'Measures taken to avoid likely disruption in iron ore supply'
New Delhi: The steel ministry has taken measures to arrest likely disruptions in iron ore supply and cut India's import dependence on select countries for coking coal, a key steel making raw material, says a report.
In its Annual Report for Financial Year 2019-20, the ministry said the steel industry is facing challenges both in the short and as well as in the long term in terms of raw material security.
Therefore, the ministry is working to ensure raw material security for the sector, the report said. Iron ore and coking coal are the two key raw materials used for steel making.
"A disruption in supply of 45-50 million tonnes (MT) iron ore is expected in 2020-21 owing to the expiry of about 37 working merchant mines (250+ mines in total) on March 31, 2020. The Ministry of Steel along with the Ministry of Mines has worked out a strategy to mitigate the likely shortfall," the report said.
Country's largest integrated steel producer SAIL was given permission to sell 70 million tonnes of low-grade fines lying at its mines. The company was also allowed to sell 25 per cent of the total fresh quantity mined from its captive mines.
Steel Authority of India Ltd (SAIL), under the Ministry of Steel, has over 20 captive mines spread across Jharkhand, Odisha, Chhattisgarh and West Bengal.
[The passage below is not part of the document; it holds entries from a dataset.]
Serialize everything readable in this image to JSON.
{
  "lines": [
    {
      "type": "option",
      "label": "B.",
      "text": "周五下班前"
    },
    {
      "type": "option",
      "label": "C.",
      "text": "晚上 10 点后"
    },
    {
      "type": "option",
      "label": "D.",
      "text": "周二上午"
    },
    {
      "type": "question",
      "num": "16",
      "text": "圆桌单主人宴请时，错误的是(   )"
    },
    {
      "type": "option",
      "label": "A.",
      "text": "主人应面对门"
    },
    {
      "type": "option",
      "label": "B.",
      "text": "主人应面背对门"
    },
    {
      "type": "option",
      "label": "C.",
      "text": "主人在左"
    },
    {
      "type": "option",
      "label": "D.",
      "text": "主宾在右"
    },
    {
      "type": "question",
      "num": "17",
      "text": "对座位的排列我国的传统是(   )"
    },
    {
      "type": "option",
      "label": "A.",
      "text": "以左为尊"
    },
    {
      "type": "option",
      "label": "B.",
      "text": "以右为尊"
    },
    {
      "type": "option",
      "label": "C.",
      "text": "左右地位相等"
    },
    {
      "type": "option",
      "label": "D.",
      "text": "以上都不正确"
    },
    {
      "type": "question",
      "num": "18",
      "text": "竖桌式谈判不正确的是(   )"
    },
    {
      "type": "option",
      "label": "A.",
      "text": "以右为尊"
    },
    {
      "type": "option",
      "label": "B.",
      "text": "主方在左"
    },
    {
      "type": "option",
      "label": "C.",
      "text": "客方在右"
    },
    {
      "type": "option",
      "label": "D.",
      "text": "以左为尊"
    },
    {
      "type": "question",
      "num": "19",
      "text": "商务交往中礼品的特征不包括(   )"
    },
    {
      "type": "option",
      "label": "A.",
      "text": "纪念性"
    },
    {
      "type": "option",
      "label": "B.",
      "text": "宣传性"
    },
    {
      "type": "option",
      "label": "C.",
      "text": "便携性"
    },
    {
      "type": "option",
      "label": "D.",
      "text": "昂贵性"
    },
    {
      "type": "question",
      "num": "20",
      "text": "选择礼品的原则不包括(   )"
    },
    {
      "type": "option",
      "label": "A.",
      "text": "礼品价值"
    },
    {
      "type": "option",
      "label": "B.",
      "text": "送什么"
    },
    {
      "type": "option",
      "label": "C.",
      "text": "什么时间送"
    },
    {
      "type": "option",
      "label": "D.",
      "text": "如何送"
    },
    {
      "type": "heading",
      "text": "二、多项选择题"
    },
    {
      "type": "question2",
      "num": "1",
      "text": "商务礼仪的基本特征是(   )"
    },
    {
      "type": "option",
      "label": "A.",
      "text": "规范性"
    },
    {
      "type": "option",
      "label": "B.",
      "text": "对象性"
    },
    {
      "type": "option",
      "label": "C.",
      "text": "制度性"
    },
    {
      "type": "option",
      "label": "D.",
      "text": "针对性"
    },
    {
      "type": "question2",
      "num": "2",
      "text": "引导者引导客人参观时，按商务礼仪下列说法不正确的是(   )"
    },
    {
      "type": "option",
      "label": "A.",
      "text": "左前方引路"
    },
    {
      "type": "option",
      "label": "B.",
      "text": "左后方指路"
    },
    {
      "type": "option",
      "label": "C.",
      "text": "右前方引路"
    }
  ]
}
The ministry said it has also submitted a proposal to the Ministry of Mines for reducing the royalty on iron ore fines from the existing 15 per cent to 5 per cent in order to incentivise beneficiation and pelletisation as well as reduce the stockpile of low-grade fines dumped at mine heads.
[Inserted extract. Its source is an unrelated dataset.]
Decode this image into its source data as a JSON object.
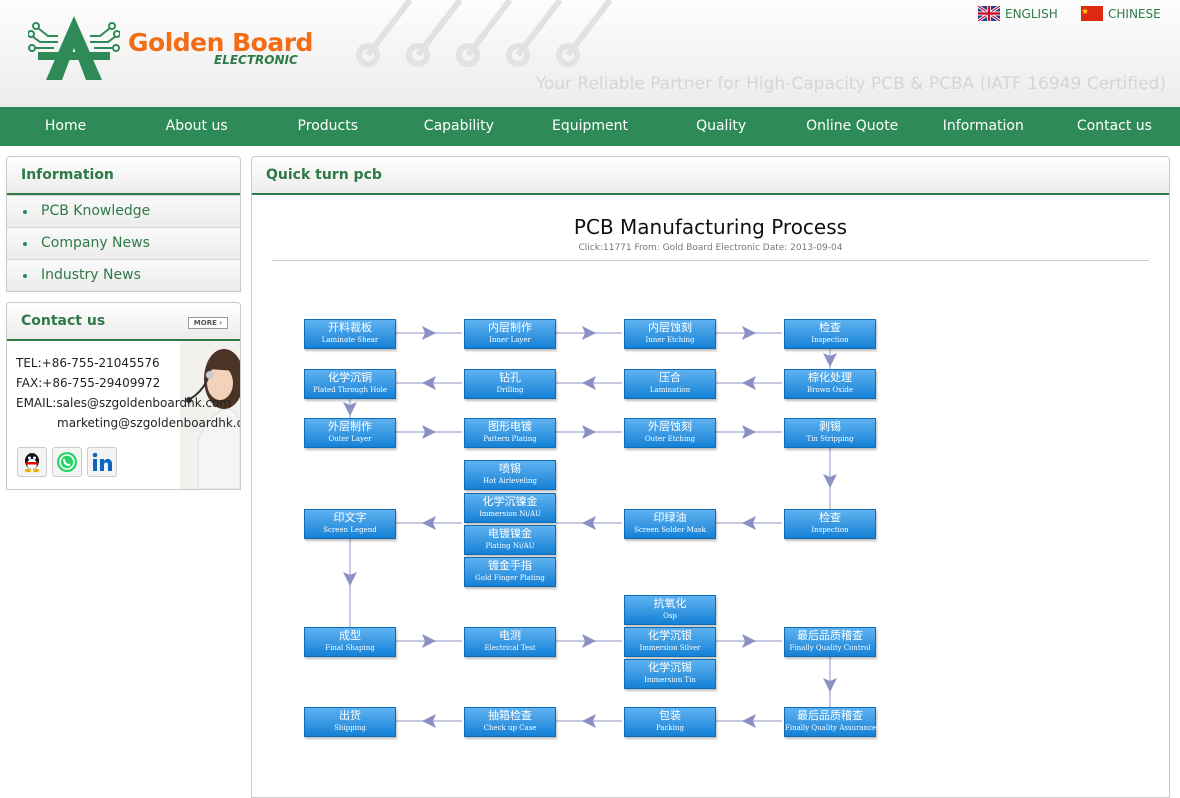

"Amendment made in Minerals (Mining by Government Company Rules) 2015 by the Ministry of Mines will help the steel CPSEs to get their mines renewed with certainty...," it said.
On supply of coking coal, the ministry said an attempt is being made to diversify the coking coal import sources by importing the fuel from countries like Russia and Mongolia.
The total import of coking coal in the country is about 56 million tonnes annually.
The ministry estimated its cost at about Rs 72,000 crore.
Out of 56 MT, about 45 MT is imported from Australia alone, while the remaining quantity is imported from South Africa, Canada and the USA.
The ministry is in talks with Russia and Mongolia for supply of coking coal. This will provide India more options to source coking coal.
Meanwhile, SAIL has been granted renewal of its Tasra coking coal mine by the government of Jharkhand in November 2019.
Request has also been made to the Ministry of Coal to consider granting long term linkage of raw coking coal to SAIL from Kalyaneshwari coking coal block allocated to BCCL (Bharat Coking Coal Limited), a Coal India subsidiary.
This coking coal shall be washed at SAIL's Chasnalla washery in Jharkhand.
"Ministry of Coal has also agreed to allocate through the reservation route, Rabodih and Rohne coking coal blocks to RINL and NMDC, respectively, for which these CPSEs shall be setting up washeries with 2.5 MTPA and 2.24 MTPA capacity, respectively," it said.